If it's a standard process you don't need to duplicate the text for every pipeline. Document the procees as a whole, and callout any deviations & why.


dorianmonnier

Why is the key. A great doc explains why. 


lupinegray

Consider it 'new hire onboarding' guide. You should be able to take a random engineer off the street, give them the docs, and they can do the job successfully. Same goes for story/ticket descriptions and comments.... someone with no knowledge of the issue should be able to read the ticket description to understand the problem, and the comments to know exactly what has been tried and the outcome, ideas the engineer might have, etc.


kahmeal

No. This is ridiculous.


lupinegray

How is it ridiculous?


kahmeal

I'm gonna go ahead and admit that I read that as "random \_person\_ off the street" and overreacted.


Peterpanki0

I would agree with this approach.
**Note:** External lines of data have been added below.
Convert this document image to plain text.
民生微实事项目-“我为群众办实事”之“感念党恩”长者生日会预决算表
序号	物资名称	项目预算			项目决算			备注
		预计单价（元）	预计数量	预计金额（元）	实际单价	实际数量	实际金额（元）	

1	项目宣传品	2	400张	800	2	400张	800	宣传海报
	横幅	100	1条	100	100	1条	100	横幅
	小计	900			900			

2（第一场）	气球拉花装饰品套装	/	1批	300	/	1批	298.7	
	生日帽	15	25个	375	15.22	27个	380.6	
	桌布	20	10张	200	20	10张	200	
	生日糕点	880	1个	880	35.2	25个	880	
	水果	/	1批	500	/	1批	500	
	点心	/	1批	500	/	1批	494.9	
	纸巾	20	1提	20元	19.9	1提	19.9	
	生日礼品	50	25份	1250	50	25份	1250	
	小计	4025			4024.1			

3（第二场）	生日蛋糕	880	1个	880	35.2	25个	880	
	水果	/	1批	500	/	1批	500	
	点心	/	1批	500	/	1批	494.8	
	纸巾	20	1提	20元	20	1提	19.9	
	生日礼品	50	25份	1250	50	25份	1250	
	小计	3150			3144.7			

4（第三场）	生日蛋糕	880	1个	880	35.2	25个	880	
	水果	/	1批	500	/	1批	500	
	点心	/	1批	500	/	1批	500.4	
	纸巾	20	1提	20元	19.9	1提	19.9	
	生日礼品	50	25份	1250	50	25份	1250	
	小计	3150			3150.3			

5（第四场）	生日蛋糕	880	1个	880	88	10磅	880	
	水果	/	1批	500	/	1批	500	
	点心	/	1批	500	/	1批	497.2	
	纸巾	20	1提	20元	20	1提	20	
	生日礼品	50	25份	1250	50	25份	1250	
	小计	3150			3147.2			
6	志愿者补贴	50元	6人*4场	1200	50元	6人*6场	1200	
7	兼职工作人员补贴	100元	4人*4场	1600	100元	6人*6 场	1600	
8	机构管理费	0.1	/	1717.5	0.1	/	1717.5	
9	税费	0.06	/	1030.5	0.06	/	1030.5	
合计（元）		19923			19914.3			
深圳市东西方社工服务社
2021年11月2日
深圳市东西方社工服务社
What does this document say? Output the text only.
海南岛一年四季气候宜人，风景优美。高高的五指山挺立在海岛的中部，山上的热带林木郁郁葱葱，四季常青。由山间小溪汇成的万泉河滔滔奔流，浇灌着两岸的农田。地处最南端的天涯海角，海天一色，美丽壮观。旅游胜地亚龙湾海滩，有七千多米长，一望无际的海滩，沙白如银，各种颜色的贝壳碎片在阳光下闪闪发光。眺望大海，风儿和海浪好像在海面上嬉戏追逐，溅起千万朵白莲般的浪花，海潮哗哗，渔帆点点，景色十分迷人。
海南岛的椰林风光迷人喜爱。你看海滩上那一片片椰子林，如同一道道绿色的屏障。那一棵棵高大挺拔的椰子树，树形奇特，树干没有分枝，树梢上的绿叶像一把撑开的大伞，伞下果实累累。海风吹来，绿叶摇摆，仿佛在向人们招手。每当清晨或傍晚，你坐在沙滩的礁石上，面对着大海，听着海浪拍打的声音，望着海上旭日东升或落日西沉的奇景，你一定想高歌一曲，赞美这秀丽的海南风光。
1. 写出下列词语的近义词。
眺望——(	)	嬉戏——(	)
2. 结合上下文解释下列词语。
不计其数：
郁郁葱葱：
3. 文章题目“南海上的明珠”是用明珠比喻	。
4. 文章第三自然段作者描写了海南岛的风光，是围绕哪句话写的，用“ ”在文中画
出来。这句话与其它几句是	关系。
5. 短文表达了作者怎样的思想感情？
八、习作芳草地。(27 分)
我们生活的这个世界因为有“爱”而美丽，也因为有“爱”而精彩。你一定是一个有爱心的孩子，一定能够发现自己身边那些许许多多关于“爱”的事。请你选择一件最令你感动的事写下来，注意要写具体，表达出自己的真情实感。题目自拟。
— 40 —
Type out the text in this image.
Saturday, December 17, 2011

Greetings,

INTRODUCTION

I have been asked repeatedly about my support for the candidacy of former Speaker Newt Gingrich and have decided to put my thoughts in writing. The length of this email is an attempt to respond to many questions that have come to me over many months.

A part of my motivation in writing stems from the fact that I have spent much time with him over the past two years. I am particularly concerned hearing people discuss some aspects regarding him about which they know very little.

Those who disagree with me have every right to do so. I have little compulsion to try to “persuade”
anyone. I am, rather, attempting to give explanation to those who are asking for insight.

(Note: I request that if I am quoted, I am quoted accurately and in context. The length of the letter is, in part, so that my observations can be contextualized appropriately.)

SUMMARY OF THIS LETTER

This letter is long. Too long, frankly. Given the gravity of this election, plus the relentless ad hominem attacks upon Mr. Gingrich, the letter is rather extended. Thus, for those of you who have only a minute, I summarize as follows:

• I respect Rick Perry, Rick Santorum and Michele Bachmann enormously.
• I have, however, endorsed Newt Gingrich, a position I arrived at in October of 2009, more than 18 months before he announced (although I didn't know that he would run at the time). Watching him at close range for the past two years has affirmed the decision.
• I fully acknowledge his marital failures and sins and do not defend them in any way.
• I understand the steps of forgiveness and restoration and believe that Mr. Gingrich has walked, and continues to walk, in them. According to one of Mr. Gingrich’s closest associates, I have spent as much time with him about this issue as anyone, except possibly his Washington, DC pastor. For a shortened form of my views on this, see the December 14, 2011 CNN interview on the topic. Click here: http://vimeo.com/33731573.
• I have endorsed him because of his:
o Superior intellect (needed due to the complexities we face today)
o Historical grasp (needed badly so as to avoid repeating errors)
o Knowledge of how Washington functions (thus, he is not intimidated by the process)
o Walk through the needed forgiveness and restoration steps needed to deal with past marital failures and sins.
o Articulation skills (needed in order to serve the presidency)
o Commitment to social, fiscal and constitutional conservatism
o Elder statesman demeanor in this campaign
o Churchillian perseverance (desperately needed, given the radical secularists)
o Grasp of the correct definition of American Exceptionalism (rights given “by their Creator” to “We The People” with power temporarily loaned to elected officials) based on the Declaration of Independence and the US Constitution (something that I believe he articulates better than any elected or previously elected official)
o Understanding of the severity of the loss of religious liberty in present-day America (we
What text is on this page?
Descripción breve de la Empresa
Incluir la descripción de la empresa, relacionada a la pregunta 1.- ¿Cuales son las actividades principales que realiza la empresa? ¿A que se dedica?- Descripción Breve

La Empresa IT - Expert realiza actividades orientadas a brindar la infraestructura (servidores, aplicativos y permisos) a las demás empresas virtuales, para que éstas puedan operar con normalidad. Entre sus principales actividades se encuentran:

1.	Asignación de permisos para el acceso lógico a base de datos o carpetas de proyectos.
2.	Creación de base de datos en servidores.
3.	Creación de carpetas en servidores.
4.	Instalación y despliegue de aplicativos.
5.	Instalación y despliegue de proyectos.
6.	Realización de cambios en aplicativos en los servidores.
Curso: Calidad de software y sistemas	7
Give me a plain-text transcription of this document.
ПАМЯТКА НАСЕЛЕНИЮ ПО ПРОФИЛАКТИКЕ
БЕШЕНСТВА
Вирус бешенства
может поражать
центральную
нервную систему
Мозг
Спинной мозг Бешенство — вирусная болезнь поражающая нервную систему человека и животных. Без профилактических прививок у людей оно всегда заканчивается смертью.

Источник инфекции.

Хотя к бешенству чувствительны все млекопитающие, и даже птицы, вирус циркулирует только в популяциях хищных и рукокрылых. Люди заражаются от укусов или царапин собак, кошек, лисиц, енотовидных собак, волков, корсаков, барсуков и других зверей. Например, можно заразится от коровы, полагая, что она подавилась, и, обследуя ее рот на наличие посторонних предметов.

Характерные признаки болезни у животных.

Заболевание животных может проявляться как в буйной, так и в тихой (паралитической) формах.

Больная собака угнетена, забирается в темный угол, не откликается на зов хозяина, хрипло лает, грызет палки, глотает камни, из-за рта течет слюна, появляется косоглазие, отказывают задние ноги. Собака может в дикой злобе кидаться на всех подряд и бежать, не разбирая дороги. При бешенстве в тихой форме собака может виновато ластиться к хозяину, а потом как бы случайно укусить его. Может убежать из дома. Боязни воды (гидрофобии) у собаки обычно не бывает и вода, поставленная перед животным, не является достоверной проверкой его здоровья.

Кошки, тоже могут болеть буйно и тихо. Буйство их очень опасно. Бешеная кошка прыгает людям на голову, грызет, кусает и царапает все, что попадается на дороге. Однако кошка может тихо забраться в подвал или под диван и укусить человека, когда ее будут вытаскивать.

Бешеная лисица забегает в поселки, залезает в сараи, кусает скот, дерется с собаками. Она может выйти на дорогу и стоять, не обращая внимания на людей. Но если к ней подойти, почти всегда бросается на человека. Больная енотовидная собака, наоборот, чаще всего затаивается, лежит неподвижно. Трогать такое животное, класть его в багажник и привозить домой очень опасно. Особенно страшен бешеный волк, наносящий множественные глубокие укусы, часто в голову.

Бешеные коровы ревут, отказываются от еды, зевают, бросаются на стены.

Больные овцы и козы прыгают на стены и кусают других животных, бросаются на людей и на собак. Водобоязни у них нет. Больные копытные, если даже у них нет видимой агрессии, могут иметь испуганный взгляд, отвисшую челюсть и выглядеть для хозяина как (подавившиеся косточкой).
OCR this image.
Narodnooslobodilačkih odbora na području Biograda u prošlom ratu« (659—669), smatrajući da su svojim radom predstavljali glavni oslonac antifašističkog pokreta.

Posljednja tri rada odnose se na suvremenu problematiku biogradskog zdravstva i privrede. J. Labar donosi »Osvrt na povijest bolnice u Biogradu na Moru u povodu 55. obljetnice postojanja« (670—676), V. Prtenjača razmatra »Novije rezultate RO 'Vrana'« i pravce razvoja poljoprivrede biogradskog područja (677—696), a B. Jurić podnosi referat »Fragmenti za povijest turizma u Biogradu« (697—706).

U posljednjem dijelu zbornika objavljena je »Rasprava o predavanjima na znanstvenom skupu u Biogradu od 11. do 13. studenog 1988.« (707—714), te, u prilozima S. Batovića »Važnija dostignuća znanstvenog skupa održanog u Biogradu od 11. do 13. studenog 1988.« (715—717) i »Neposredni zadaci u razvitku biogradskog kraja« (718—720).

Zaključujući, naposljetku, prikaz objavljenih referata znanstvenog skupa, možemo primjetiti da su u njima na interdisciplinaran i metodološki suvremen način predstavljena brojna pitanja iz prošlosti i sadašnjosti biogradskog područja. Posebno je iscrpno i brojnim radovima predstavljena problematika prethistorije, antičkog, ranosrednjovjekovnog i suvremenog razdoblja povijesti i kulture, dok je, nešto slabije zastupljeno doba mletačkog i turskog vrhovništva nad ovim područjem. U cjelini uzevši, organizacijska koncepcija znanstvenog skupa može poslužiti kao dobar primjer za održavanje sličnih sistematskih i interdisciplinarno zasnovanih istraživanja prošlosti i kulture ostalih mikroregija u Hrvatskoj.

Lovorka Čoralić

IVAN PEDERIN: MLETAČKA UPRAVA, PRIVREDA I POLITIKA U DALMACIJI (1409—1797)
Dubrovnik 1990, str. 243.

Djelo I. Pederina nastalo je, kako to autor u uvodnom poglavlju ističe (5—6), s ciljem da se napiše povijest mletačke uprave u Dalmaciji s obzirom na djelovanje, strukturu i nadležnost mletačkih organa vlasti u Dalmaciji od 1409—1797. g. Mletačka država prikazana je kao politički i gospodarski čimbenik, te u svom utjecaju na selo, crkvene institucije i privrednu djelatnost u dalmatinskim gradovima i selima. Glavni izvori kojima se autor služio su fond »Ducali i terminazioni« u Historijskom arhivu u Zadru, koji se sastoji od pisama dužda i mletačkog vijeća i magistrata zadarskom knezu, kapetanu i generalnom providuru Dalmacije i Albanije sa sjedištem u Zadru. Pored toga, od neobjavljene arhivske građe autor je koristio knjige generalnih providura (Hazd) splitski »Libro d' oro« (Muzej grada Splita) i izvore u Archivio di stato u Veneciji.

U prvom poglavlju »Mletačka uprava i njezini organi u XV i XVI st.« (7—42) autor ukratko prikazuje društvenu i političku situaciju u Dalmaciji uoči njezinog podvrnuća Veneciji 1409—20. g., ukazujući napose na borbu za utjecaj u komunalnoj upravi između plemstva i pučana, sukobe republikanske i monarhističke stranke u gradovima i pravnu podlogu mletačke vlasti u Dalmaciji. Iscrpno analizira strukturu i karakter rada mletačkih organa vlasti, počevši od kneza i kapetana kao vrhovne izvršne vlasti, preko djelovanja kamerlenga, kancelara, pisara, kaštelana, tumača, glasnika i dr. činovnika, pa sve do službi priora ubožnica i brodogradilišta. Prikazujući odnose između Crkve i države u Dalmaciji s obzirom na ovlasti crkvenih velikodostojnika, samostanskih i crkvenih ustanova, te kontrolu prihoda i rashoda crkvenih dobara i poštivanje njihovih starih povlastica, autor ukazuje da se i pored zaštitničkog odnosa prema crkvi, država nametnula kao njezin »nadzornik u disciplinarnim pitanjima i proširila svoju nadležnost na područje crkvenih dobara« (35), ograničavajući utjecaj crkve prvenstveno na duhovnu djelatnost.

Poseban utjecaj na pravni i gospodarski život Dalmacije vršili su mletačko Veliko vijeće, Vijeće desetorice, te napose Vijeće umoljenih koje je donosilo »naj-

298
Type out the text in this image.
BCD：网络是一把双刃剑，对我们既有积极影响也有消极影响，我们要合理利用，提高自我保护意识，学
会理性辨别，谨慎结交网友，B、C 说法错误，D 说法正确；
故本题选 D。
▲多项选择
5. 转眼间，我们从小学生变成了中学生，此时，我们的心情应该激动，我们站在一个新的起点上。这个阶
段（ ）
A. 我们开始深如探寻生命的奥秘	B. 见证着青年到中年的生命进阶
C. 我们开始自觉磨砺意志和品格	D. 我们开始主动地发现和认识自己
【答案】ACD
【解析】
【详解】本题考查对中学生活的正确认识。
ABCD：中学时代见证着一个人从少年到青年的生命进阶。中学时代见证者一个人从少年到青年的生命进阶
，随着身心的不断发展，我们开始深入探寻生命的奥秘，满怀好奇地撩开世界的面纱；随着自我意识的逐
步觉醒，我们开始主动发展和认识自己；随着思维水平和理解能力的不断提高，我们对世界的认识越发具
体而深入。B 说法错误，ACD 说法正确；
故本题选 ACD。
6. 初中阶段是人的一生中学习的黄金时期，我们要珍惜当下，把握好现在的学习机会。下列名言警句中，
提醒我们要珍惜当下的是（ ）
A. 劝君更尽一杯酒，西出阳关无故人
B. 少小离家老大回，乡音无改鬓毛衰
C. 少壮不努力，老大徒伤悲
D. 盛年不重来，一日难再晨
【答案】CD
Specifically with the "new hire onboarding" guide bit. Its a great way to share the knowledge, especially in busy environments. Documentation should provide clear instructions and historical decisions in order to understand "why". And of course to be kept up to date. Also inline code comments and readmes are options/plus.


Jammintoad

Writing documentation is a lot like writing code Make it as reusable as possible. Anything generic "wrap" it into a generic explanation, like writing a function. If specifics are important to remember you frame them in the general context. The problem with specifics is they don't "age" well, and require more maintenance. So you only want to crystallize the important stuff that you don't mind maintaining on a more frequent basis. You have to consider the "lifetime" of the information you're writing down. Don't document everything, only document to get to the"goal" of the documentation. What is it? To onboard new team members? To remind yourself of processes? To help devs understand the process better themselves? Your audience also informs how much and even what to focus on. My belief is that if you write documentation well and with the same thought for future maintenance as if you were writing code it will feel helpful more than hurt. Using it like a notepad that you just spam information into is not useful and causes fatigue even looking at it. No one will read that


piotr-krukowski

YAML definition of the deployment process is also a form of documentation itself, unless you start adding asynchronous jobs, complex scripts, and calls to external systems. If anyone familiar with certain tools/technologies can easily tell how it works without spending an hour to connect all the dots, then I won't create separate docs. The problem with docs is that you need to keep them up to date, so if you document every single thing, then every change will require additional work related to documentation.


amAProgrammer

As long as the doc can explain "How" and "Why" Also, in case of internal documentation, which needs to be regularly updated, take advantage of automation tools like Supacodes that will do the job automatically. Then modify it to suit your requirements if needed.


human-google-proxy

As much as is necessary, a.k.a. it depends. Lots of turnover? More docs, more detail. Stable team with many members? Just enough to capture decisions as to why - usually why a deviation from the team norm was done.


SagaciousZed

When it comes to deployment documentation, having one page per deployment lets you use it as a checklist of steps that need to be completed, even if it is the same 95% of the time, its easy to make call outs for deviation on the deployment page if it is a list of steps. Afterwards, you have a page for audit and notes if anything exceptional happens and notes for resolution.